Monday, October 1, 2018

Deep Exploratory Testing

There's a famous saying by Linus Torvalds:
Given enough eyeballs, all bugs are shallow. 
Crowdsourcing references often like to quote this, pointing out that out of the bugs we could find in testing, the users in production end up finding over masses all the relevant ones, even if they did not report. A crowd could do well in hitting a bunch of bugs.

For the purposes of me doing and guiding exploratory testing, I find it really beneficial to think in terms of shallow vs. deep testing. Shallow can be done with less skills, and with less time. Deep testing requires more skills, more insights, a foundation of learning that is built in layers and requires time.

Many people find that agile somehow guides them to only doing shallow testing. They feel their testing is always squeezed to the end of the sprints, and that it is so that development schedule is flexible, while testing schedule is fixed. However, they may fail to see the opportunity of testing continuing after the release, focusing on going deeper.

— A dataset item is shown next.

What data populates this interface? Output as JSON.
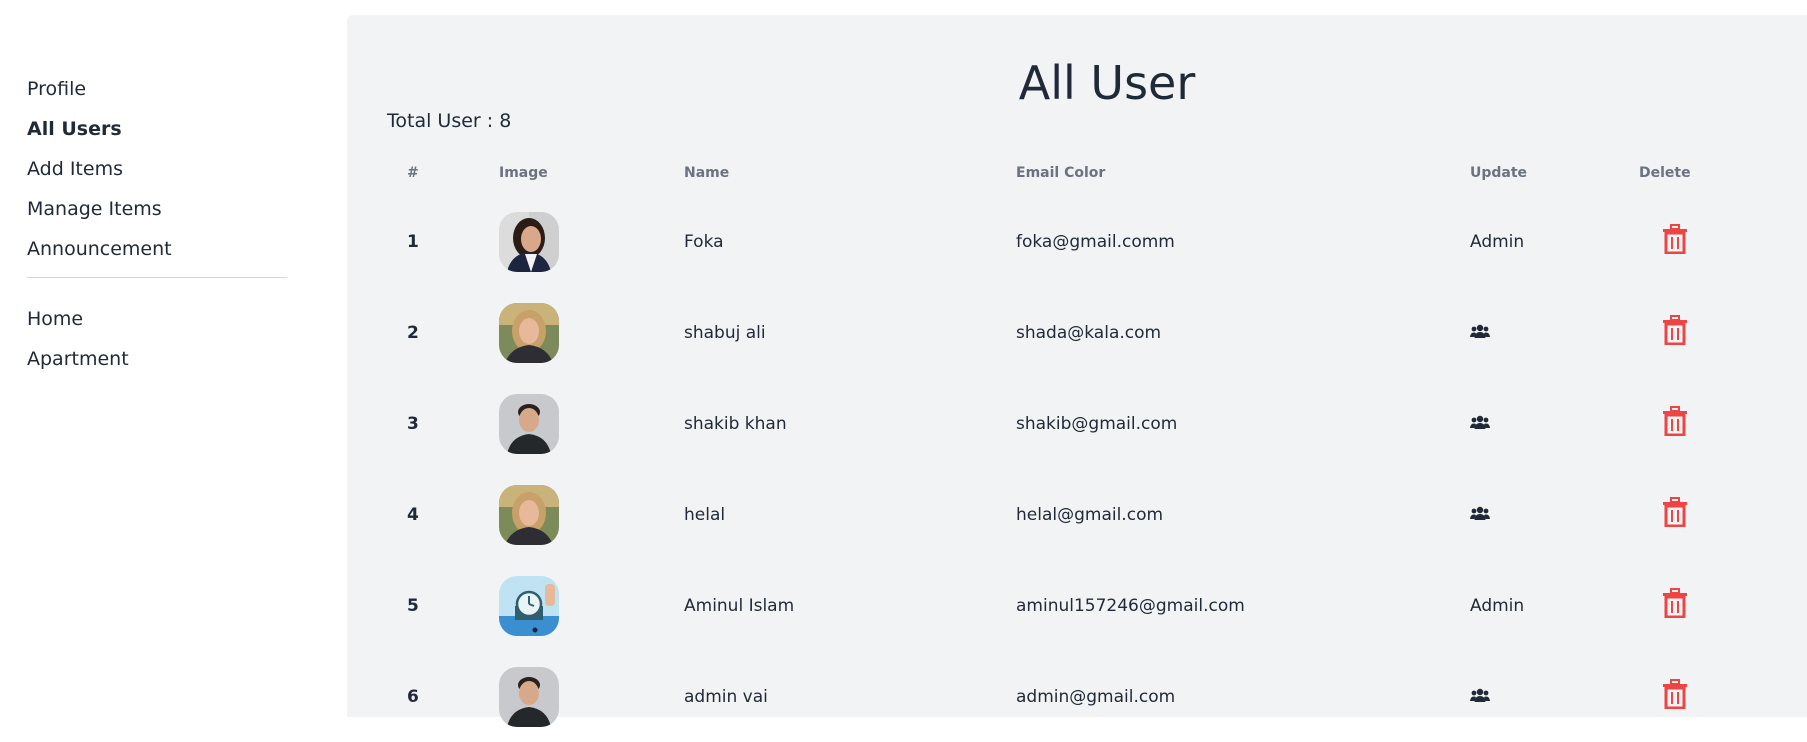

Shallow testing find shallow bugs. Shallow bugs are easy to find, they are obvious and would become a problem in production immediately. Deep testing finds deep bugs. It may lead us shallow bugs that just take a bit more of an effort to see, combinations and conditions that take time to set up. But it also may lead us to bugs some don't consider bugs: things that threaten the value of the product, things that should be different to be better.

Going deep happens in layers. You don't repeat the same, but you go further, deeper. You start before implementing. You continue while implementing. You don't stop for releasing. You don't have to, because you are not on a project. Agile made it a continuous process where there is no end.


Sum it up, and it totals to deep testing. Miss the skills, and all you get is shallow. The additive way of doing testing is not regression testing. It is finding new perspectives and exploratory testing is the core practice in doing that.